In einer Zeit, in der Fußballprofis auf Social Media und mit Werbedeals ständig präsent sind, ist Michael Olise das genaue Gegenteil. Für den 24 Jahre alten Franzosen ist die Saison 2025/26 die bislang stärkste seiner Laufbahn. Er hat sich mit circa 14 Treffern und 19 Assists in der Bundesliga zum kreativen Herzstück in München entwickelt und glänzt auch in der Champions League mit Top-Leistungen.
Wer aber denkt, hinter diesen unglaublichen Dribblings und Vorlagen steckt ein typischer Star, der irrt gewaltig. Olise ist alles andere als ein Lautsprecher und geht dem Scheinwerferlicht gezielt aus dem Weg. Gespräche mit der Presse sind für ihn kein Vergnügen, sondern ein notwendiges Übel, das er mit minimalem Einsatz absolviert – meistens mit knappen, sachlichen Antworten und einer beinahe schon berühmten Lässigkeit.
Der „Mr. Nonchalant“ vom FC Bayern
Legendär ist sein Interview nach einem späten Siegtreffer für Crystal Palace. Seine Worte? „Wilf passed me the ball. Shot. Scored.“ Mehr gab es dazu nicht zu sagen. Diese coole Distanz brachte ihm den Spitznamen „Mr. Nonchalant“ ein. Auf dem Spielfeld agiert er elegant, lässig und beinahe unbeteiligt. Außerhalb des Rasens macht er sich absichtlich unsichtbar.
Geboren wurde er in London als Kind einer Mutter mit nigerianischen und französisch-algerischen Wurzeln. Er selbst fühlt sich vier Kulturen zugehörig. „Ich komme aus Frankreich, Algerien, Nigeria und England“, sagte er einst. „Ich fühle jede dieser Wurzeln in mir.“
Aufgewachsen in London, zu Hause in der Welt
Dieser multikulturelle Hintergrund zeigt sich in seinem besonnenen, nachdenklichen Charakter. Olise erscheint wie ein Fußballer aus einer vergangenen Epoche: Seine schnellen Füße erledigen die Arbeit, während er sich auf das fokussiert, was zählt. Coaches und Teamkollegen preisen seine außergewöhnliche Spielintelligenz und sein Gespür für den Spielverlauf.
Die französische Stürmer-Ikone Thierry Henry nannte ihn am Mikrofon einmal „schüchtern“, ergänzte aber, dass er eine sehr genaue Vorstellung vom Leben und vom Fußball habe.

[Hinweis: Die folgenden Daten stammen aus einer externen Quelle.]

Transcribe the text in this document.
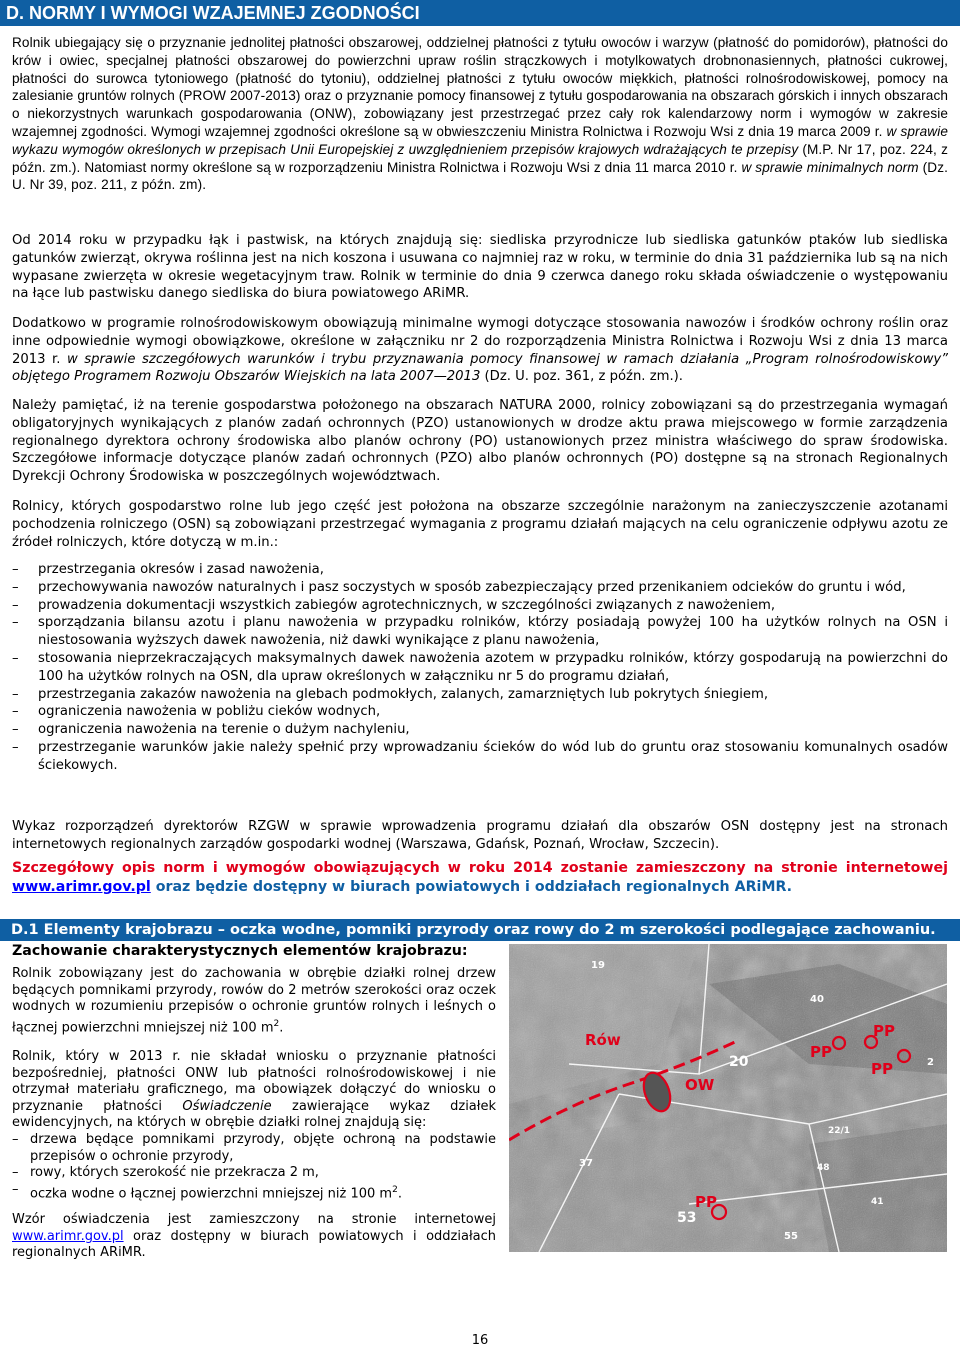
D. NORMY I WYMOGI WZAJEMNEJ ZGODNOŚCI

Rolnik ubiegający się o przyznanie jednolitej płatności obszarowej, oddzielnej płatności z tytułu owoców i warzyw (płatność do pomidorów), płatności do krów i owiec, specjalnej płatności obszarowej do powierzchni upraw roślin strączkowych i motylkowatych drobnonasiennych, płatności cukrowej, płatności do surowca tytoniowego (płatność do tytoniu), oddzielnej płatności z tytułu owoców miękkich, płatności rolnośrodowiskowej, pomocy na zalesianie gruntów rolnych (PROW 2007-2013) oraz o przyznanie pomocy finansowej z tytułu gospodarowania na obszarach górskich i innych obszarach o niekorzystnych warunkach gospodarowania (ONW), zobowiązany jest przestrzegać przez cały rok kalendarzowy norm i wymogów w zakresie wzajemnej zgodności. Wymogi wzajemnej zgodności określone są w obwieszczeniu Ministra Rolnictwa i Rozwoju Wsi z dnia 19 marca 2009 r. w sprawie wykazu wymogów określonych w przepisach Unii Europejskiej z uwzględnieniem przepisów krajowych wdrażających te przepisy (M.P. Nr 17, poz. 224, z późn. zm.). Natomiast normy określone są w rozporządzeniu Ministra Rolnictwa i Rozwoju Wsi z dnia 11 marca 2010 r. w sprawie minimalnych norm (Dz. U. Nr 39, poz. 211, z późn. zm).

Od 2014 roku w przypadku łąk i pastwisk, na których znajdują się: siedliska przyrodnicze lub siedliska gatunków ptaków lub siedliska gatunków zwierząt, okrywa roślinna jest na nich koszona i usuwana co najmniej raz w roku, w terminie do dnia 31 października lub są na nich wypasane zwierzęta w okresie wegetacyjnym traw. Rolnik w terminie do dnia 9 czerwca danego roku składa oświadczenie o występowaniu na łące lub pastwisku danego siedliska do biura powiatowego ARiMR.

Dodatkowo w programie rolnośrodowiskowym obowiązują minimalne wymogi dotyczące stosowania nawozów i środków ochrony roślin oraz inne odpowiednie wymogi obowiązkowe, określone w załączniku nr 2 do rozporządzenia Ministra Rolnictwa i Rozwoju Wsi z dnia 13 marca 2013 r. w sprawie szczegółowych warunków i trybu przyznawania pomocy finansowej w ramach działania „Program rolnośrodowiskowy” objętego Programem Rozwoju Obszarów Wiejskich na lata 2007—2013 (Dz. U. poz. 361, z późn. zm.).

Należy pamiętać, iż na terenie gospodarstwa położonego na obszarach NATURA 2000, rolnicy zobowiązani są do przestrzegania wymagań obligatoryjnych wynikających z planów zadań ochronnych (PZO) ustanowionych w drodze aktu prawa miejscowego w formie zarządzenia regionalnego dyrektora ochrony środowiska albo planów ochrony (PO) ustanowionych przez ministra właściwego do spraw środowiska. Szczegółowe informacje dotyczące planów zadań ochronnych (PZO) albo planów ochronnych (PO) dostępne są na stronach Regionalnych Dyrekcji Ochrony Środowiska w poszczególnych województwach.

Rolnicy, których gospodarstwo rolne lub jego część jest położona na obszarze szczególnie narażonym na zanieczyszczenie azotanami pochodzenia rolniczego (OSN) są zobowiązani przestrzegać wymagania z programu działań mających na celu ograniczenie odpływu azotu ze źródeł rolniczych, które dotyczą w m.in.:

– przestrzegania okresów i zasad nawożenia,
– przechowywania nawozów naturalnych i pasz soczystych w sposób zabezpieczający przed przenikaniem odcieków do gruntu i wód,
– prowadzenia dokumentacji wszystkich zabiegów agrotechnicznych, w szczególności związanych z nawożeniem,
– sporządzania bilansu azotu i planu nawożenia w przypadku rolników, którzy posiadają powyżej 100 ha użytków rolnych na OSN i niestosowania wyższych dawek nawożenia, niż dawki wynikające z planu nawożenia,
– stosowania nieprzekraczających maksymalnych dawek nawożenia azotem w przypadku rolników, którzy gospodarują na powierzchni do 100 ha użytków rolnych na OSN, dla upraw określonych w załączniku nr 5 do programu działań,
– przestrzegania zakazów nawożenia na glebach podmokłych, zalanych, zamarzniętych lub pokrytych śniegiem,
– ograniczenia nawożenia w pobliżu cieków wodnych,
– ograniczenia nawożenia na terenie o dużym nachyleniu,
– przestrzeganie warunków jakie należy spełnić przy wprowadzaniu ścieków do wód lub do gruntu oraz stosowaniu komunalnych osadów ściekowych.

Wykaz rozporządzeń dyrektorów RZGW w sprawie wprowadzenia programu działań dla obszarów OSN dostępny jest na stronach internetowych regionalnych zarządów gospodarki wodnej (Warszawa, Gdańsk, Poznań, Wrocław, Szczecin).

Szczegółowy opis norm i wymogów obowiązujących w roku 2014 zostanie zamieszczony na stronie internetowej www.arimr.gov.pl oraz będzie dostępny w biurach powiatowych i oddziałach regionalnych ARiMR.

D.1 Elementy krajobrazu – oczka wodne, pomniki przyrody oraz rowy do 2 m szerokości podlegające zachowaniu.
Zachowanie charakterystycznych elementów krajobrazu:

Rolnik zobowiązany jest do zachowania w obrębie działki rolnej drzew będących pomnikami przyrody, rowów do 2 metrów szerokości oraz oczek wodnych w rozumieniu przepisów o ochronie gruntów rolnych i leśnych o łącznej powierzchni mniejszej niż 100 $m^2$.

Rolnik, który w 2013 r. nie składał wniosku o przyznanie płatności bezpośredniej, płatności ONW lub płatności rolnośrodowiskowej i nie otrzymał materiału graficznego, ma obowiązek dołączyć do wniosku o przyznanie płatności Oświadczenie zawierające wykaz działek ewidencyjnych, na których w obrębie działki rolnej znajdują się:

– drzewa będące pomnikami przyrody, objęte ochroną na podstawie przepisów o ochronie przyrody,
– rowy, których szerokość nie przekracza 2 m,
– oczka wodne o łącznej powierzchni mniejszej niż 100 $m^2$.

Wzór oświadczenia jest zamieszczony na stronie internetowej www.arimr.gov.pl oraz dostępny w biurach powiatowych i oddziałach regionalnych ARiMR.

Rów
OW
PP
PP
PP
PP
19
40
20	2
22/1
37	48
41
53
55
16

Diese besondere Eigenschaft macht Olise für viele Anhänger liebenswert, für andere bleibt er ein Rätsel.
Wie Olise tickt: Bayerns stiller Superstar
In einem Geschäft, wo die Selbstvermarktung manchmal wichtiger wirkt als die Performance auf dem Rasen, bleibt er echt und zurückhaltend. Torjubel fällt bei ihm selten euphorisch aus, der Austausch mit den Fans ist minimal und sein Privatleben ist komplett tabu. Trotzdem mangelt es ihm nicht an Ambitionen. Sein Transfer im Jahr 2024 zum FC Bayern München war ein kalkulierter Schritt – er wollte sein Können auf dem höchsten Level unter Beweis stellen. Nun will er mit dem Team von Coach Vincent Kompany die Champions League gewinnen.
An der Säbener Straße kommt diese Einstellung offenbar bestens an. Das Team funktioniert auf dem Rasen prächtig und Olise ist dabei der stille Anker, der mit Leistung glänzt. In einer Ära, in der junge Spieler oft zu eigenen Marken werden, beweist er: Fußballerisches Können und Gelassenheit sind immer noch eine unschlagbare Mischung. Michael Olise benötigt keine Show. Er benötigt nur das Spielgerät – alles Weitere regelt er auf seine unnachahmliche, ruhige Weise.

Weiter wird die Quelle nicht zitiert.